|Title||Data-Driven Customer Segmentation and Personalized Information Provision in Public Transit|
|Year of Publication||2018|
|Academic Department||Department of Civil and Environmental Engineering|
|Degree||Master of Science in Transportation|
|Date Published||May 17th 2018|
|University||Massachusetts Institute of Technology|
|Thesis Type||Master of Science in Transportation|
To ensure customer satisfaction, a transit agency must strive to understand and cater to its users’ needs. The goal of this research is to develop a framework that could help the transit agency to better understand its users and their behaviors. Segmentation of the market for transit users is the first step, since it allows for the understanding of heterogeneity in their characteristics and their varying requirements, at a granularlevel as opposed to an aggregate one. In this study, we create a framework, which uses smart card data, to identify customer segments. The framework developed in this study includes a segmentation scheme that creates segments based on the spatial and temporal characteristics of the travel behavior of customers. Data from Hong Kong’s MTR system were used to demonstrate the practical application of the developed segmentation methodology.

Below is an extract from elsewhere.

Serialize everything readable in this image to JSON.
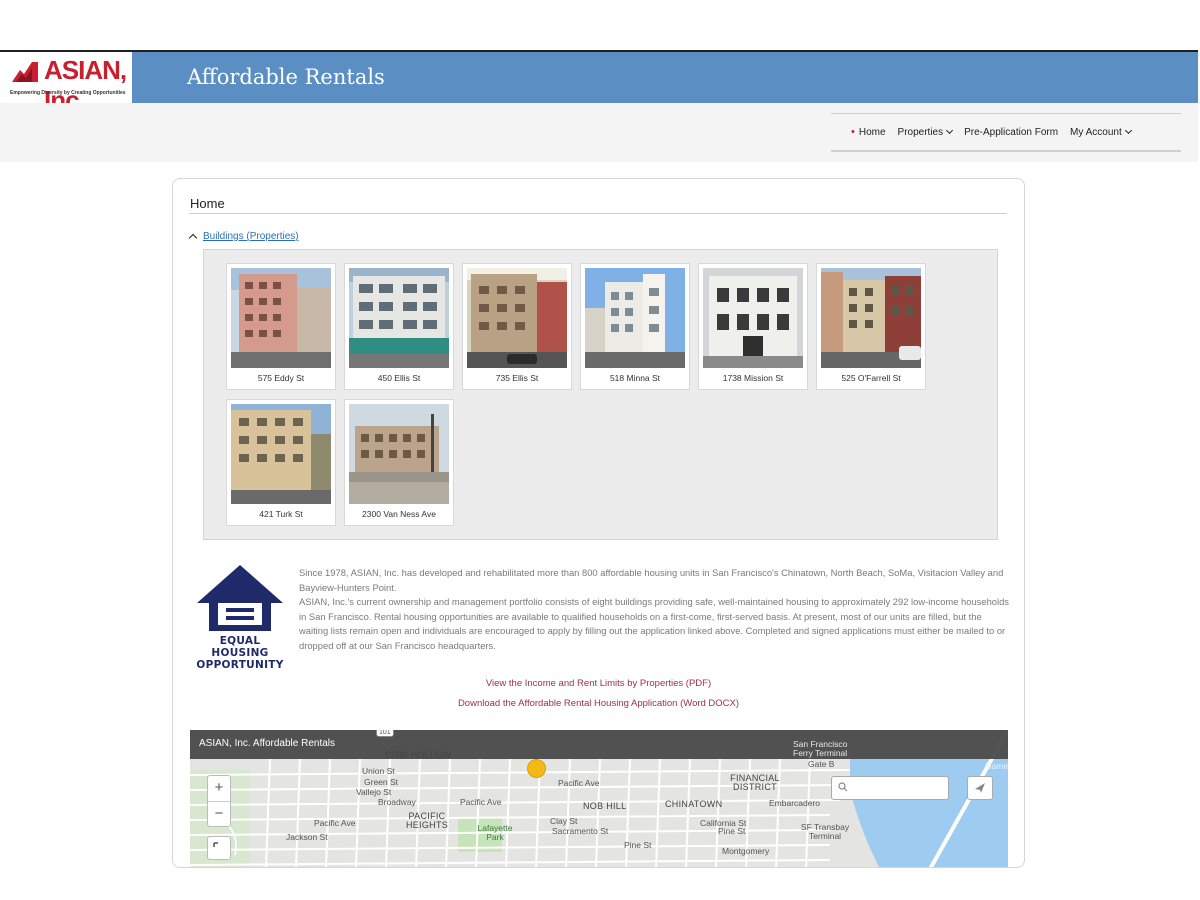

In doing so, a thorough analysis was conducted to interpret the specifics of the identified segments. The segmentation scheme created in this study is capable of catering to meaningful applications that could serve both the agency and the users of the transit system. A few applications explored in the context of this study include the use of the customer segmentation framework for the provision of personalized information. It was demonstrated how targeted information could be provided to users who may likely be affected by a particular service disruption event. In addition, the segmentation framework was used to understand the impact of changes in the network, through a before-and-after analysis where the impact on customer travel patterns due to the provision of service on the newly opened South Island Line is adopted as a case study. Lastly, a predictive transit smart card attrition model was developed by using the features created for the purpose of segmentation. The framework for segmentation developed in this study was found to be useful for multiple applications. Furthermore, the framework is flexible and, therefore, could be generalized for use to address other applications and across other agencies.